What is the most segregated city in America?

Recently a colleague said, “Charlotte is the most segregated city in America.”

“Why?” I asked.

“Well, in part, because that’s where the supreme court cases about busing students to integrate school districts came from.”

That’s true. That was also 1971. In 2016, Charlotte was also the city that passed laws to fight discrimination against gay and transgendered people, which the state legislation fought (ref). How do you measure the “most segregated” city, or the most anti-equal rights city? I went to the 2010 census and pulled ethnic diversity maps for six places I’ve lived in the US, along with a couple of other major cities, and a map of the rural South in general.

  • Green = mostly (>50%) White
  • Blue = mostly Black
  • Yellow = mostly Hispanic
  • Red/pink = mostly Asian
  • Unfortunately, the census doesn’t highlight places of high diversity as a separate category.

census-segregated-cities

Of the places I’ve lived (Charlotte, State College (PA), Washington, New Orleans, and Durham) – I would say New Orleans is the most racially divided.

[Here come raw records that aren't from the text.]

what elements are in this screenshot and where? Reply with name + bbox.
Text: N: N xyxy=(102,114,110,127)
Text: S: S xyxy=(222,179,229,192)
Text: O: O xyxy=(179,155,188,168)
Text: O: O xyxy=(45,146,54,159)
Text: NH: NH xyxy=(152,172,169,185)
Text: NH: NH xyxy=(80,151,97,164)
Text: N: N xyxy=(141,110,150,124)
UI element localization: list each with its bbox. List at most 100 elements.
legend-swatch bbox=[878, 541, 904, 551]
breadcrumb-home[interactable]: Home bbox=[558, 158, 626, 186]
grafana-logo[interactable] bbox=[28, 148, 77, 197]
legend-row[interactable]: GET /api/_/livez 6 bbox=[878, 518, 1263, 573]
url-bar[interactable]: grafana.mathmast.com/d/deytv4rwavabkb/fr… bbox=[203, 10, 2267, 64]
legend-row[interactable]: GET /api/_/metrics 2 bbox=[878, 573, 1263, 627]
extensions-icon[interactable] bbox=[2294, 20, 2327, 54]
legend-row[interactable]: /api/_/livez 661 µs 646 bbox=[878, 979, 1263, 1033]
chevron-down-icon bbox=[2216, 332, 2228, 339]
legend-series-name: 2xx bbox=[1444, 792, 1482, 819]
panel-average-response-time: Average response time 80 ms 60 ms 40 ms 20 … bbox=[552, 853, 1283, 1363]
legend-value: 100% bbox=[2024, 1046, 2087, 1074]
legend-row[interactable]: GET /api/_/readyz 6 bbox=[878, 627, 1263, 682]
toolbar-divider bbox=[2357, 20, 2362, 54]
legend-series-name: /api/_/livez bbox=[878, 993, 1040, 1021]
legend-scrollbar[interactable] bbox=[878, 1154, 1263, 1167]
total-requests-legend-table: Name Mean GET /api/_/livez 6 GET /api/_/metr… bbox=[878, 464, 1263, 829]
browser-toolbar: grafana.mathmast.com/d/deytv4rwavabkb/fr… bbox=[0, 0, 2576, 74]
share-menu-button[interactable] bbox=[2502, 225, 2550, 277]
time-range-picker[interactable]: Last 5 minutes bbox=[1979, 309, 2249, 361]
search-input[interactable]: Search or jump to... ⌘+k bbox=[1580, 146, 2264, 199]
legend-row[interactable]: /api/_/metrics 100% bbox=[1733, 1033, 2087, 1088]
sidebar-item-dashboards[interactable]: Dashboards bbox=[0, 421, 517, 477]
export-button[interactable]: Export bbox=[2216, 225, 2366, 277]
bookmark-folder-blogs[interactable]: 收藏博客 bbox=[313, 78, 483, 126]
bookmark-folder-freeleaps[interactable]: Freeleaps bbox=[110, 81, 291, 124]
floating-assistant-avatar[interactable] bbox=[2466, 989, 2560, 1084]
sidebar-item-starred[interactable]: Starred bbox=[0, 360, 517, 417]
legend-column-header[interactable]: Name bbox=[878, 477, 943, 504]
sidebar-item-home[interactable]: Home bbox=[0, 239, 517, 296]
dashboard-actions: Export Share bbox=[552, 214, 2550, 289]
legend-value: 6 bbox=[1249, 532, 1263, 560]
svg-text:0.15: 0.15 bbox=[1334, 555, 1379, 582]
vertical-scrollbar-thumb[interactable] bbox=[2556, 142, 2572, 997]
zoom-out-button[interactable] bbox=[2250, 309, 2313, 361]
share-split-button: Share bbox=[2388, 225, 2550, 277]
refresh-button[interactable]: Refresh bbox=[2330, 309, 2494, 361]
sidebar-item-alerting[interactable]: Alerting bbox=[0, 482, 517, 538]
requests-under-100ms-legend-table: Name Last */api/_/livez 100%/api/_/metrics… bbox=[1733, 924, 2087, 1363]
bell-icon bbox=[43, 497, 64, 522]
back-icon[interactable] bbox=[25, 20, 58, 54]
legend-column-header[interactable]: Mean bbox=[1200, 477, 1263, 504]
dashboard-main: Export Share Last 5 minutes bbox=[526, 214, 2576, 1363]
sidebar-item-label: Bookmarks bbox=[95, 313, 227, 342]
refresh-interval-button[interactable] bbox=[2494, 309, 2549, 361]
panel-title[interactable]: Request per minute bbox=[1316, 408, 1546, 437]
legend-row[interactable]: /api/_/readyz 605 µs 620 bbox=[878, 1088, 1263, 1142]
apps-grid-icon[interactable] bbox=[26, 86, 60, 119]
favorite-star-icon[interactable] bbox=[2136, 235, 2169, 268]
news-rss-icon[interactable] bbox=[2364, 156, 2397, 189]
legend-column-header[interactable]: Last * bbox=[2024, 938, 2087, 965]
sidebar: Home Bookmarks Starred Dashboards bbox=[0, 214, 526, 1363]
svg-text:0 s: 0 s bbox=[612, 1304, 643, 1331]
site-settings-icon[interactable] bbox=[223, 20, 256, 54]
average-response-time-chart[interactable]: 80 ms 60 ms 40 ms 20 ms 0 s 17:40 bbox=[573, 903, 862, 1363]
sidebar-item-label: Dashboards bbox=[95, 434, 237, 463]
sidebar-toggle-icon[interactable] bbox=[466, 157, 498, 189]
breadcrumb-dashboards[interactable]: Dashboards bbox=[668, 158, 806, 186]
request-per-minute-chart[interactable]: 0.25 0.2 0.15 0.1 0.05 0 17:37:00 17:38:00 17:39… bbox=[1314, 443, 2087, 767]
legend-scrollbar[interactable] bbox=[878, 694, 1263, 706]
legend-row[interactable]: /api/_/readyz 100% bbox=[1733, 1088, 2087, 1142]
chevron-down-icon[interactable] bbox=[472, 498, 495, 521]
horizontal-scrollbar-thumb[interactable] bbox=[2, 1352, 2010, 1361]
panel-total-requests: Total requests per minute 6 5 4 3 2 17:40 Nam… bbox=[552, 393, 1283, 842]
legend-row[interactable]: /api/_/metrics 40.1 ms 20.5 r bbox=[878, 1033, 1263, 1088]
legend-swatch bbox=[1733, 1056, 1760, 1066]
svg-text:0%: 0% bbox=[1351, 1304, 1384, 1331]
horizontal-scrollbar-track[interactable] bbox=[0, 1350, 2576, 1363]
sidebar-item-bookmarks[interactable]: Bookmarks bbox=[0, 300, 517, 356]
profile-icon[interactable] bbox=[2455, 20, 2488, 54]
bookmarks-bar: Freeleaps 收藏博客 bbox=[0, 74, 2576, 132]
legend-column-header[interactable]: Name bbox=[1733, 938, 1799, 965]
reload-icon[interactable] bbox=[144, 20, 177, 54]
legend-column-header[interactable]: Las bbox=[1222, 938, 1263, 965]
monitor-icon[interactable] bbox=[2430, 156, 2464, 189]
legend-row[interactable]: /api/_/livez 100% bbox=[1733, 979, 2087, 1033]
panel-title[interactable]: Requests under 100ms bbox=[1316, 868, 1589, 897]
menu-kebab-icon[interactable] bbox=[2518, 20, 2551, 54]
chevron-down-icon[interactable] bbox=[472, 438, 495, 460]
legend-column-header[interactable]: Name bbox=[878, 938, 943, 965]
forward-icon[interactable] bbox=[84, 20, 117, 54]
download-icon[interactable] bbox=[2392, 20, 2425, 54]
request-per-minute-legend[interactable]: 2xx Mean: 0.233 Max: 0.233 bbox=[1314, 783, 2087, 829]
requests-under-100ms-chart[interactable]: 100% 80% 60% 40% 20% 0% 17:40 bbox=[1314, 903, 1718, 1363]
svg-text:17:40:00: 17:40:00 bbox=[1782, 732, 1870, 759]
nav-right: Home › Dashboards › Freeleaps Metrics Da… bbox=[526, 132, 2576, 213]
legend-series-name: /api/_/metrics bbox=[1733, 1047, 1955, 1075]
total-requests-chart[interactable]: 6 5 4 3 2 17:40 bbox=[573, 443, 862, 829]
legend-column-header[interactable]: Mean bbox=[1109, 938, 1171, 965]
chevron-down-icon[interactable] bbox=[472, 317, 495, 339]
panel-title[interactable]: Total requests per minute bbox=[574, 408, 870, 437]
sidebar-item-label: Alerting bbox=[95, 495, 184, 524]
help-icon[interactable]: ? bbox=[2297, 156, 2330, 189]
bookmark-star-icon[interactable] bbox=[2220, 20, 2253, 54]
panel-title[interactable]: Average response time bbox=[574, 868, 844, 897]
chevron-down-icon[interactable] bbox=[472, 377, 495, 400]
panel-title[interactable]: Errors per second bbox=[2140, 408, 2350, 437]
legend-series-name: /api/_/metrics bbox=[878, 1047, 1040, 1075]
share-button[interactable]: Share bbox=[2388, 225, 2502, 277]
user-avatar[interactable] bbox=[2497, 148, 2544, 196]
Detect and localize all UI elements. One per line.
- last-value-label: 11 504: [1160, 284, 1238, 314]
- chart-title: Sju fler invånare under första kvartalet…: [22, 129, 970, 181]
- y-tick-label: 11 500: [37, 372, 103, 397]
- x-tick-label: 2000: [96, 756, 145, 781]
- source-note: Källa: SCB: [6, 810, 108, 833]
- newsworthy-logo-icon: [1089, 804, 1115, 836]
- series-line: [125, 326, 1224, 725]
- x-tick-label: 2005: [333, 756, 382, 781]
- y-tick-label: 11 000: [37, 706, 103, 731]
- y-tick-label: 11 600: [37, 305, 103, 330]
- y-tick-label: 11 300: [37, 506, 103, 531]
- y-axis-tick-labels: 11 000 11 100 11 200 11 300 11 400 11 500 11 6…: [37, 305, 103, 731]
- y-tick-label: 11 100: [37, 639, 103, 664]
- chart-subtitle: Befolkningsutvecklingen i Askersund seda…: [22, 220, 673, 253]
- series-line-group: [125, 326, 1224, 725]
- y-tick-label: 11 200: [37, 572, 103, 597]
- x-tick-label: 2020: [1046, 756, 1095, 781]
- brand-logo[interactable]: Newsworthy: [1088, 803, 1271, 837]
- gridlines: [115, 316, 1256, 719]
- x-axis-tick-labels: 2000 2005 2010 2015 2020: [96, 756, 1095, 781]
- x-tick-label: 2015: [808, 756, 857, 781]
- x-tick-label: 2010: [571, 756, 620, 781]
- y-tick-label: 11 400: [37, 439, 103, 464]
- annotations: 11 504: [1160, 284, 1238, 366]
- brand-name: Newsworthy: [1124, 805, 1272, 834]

But it doesn’t show up that way in statistics. My white neighbor refused to talk to my other neighbor, who was black. Races cohabited a block but often did not co-mingle. Crime rates depended on which block and not which neighborhood.

The least diverse place was clearly State College, PA – where the only blue spot on the map was the state prison. This is doubly concerning. If the only black people you meet are all in jail, what kinda of stereotype does that create? My local church did do some prison outreach there, and it’s possible those were the only black men some of my neighbors interacted with.

Charlotte, Raleigh, Durham, and Washington are similar in having racial divisions by neighborhood – but people cross paths more often than in many cities.

Answer: the most racially divided city in America – according to the US 2010 Census – is Detroit. But we’ll need to refine how we define “racially divided” to get to the truth of the matter. Many all-white cities harbor white populations that are much more isolated, and that is causing a perception problem about what this country offers all of its citizens.